Cinco anos depois de "A Lula e a Baleia", Noah Baumbach regressa à grande forma com "Greenberg", história de um chato à procura de si próprio numa Los Angeles herdada do cinema americano dos anos 1970. O cúmplice de Wes Anderson explica-se, numa conversa durante o Festival de Berlim
"Na vida real, os momentos importantes raramente se anunciam, raramente se chegam ao pé de nós a dizer 'agarra isto', 'faz isto', 'as coisas vão melhorar'. As coisas não costumam acontecer assim. O que me interessa são as transições nas vidas das pessoas. Quando comecei a escrever 'Greenberg' e me perguntavam no que é que estava a trabalhar, respondia que estava a escrever sobre uma pessoa que atravessa uma crise mas não sabe que a está a atravessar."

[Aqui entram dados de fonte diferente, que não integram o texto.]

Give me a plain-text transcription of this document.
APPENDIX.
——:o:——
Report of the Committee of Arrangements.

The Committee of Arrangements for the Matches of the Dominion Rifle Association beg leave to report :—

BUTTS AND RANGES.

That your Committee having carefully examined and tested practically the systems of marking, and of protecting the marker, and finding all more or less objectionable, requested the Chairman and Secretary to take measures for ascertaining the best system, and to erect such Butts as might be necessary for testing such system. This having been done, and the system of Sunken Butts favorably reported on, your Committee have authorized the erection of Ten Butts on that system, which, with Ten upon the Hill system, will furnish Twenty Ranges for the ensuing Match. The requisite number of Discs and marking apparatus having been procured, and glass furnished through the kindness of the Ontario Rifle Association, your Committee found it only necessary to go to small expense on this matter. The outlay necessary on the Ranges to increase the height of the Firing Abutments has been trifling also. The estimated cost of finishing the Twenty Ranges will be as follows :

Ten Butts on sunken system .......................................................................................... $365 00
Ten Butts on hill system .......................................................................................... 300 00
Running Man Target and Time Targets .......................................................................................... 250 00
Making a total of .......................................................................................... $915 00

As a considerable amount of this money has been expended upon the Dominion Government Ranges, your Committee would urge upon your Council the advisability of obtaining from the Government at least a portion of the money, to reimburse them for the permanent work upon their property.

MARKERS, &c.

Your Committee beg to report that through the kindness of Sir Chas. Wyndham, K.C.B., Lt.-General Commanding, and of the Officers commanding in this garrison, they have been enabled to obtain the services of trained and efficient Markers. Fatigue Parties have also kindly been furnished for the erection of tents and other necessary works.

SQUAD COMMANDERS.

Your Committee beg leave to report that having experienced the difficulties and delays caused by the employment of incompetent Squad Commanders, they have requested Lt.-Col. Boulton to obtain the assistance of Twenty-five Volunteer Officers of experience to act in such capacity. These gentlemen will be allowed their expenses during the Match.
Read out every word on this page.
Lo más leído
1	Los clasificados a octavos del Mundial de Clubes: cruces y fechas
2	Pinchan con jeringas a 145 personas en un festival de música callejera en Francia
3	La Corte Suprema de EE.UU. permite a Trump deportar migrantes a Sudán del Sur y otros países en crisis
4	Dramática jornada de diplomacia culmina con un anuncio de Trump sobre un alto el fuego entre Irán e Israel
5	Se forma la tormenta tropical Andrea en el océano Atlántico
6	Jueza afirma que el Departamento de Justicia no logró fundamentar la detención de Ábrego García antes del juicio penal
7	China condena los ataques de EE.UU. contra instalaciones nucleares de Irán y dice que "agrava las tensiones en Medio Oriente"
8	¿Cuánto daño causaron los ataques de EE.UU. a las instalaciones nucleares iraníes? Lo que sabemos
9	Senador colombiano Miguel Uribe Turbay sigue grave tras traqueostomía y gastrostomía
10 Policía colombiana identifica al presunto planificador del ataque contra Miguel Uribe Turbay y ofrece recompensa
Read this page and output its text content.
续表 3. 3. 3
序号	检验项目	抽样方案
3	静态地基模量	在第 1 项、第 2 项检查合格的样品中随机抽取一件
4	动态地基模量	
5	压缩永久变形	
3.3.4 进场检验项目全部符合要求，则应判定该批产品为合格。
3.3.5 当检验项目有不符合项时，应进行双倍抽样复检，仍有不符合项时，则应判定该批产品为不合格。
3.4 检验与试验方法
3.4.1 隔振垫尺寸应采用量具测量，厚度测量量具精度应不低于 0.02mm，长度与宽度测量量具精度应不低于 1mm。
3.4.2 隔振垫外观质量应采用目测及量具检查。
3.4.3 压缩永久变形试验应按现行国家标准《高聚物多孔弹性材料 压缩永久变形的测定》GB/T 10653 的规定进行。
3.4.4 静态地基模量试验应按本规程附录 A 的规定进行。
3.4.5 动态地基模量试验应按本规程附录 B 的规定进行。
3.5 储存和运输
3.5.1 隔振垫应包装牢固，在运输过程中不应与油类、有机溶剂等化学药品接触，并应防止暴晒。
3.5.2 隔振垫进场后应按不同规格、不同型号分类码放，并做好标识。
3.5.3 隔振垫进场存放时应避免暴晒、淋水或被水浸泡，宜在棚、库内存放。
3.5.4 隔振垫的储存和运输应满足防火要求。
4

A pessoa em crise, esclareça-se já, não é Noah Baumbach, 41 anos, realizador, argumentista e actor nova-iorquino, cúmplice de Wes Anderson (com quem escreveu "Um Peixe Fora de Água", 2004, e "Fantástico Sr. Fox", 2009), autor do aclamado "A Lula e a Baleia" (2005), marido da actriz Jennifer Jason Leigh, sósia de Adrian Brody. Baumbach pode ser um entrevistado tentativo, com respostas pára-arranca enquanto procura a maneira certa de explicar o que tem na cabeça, mas sabe o que está a fazer e o que quer dizer.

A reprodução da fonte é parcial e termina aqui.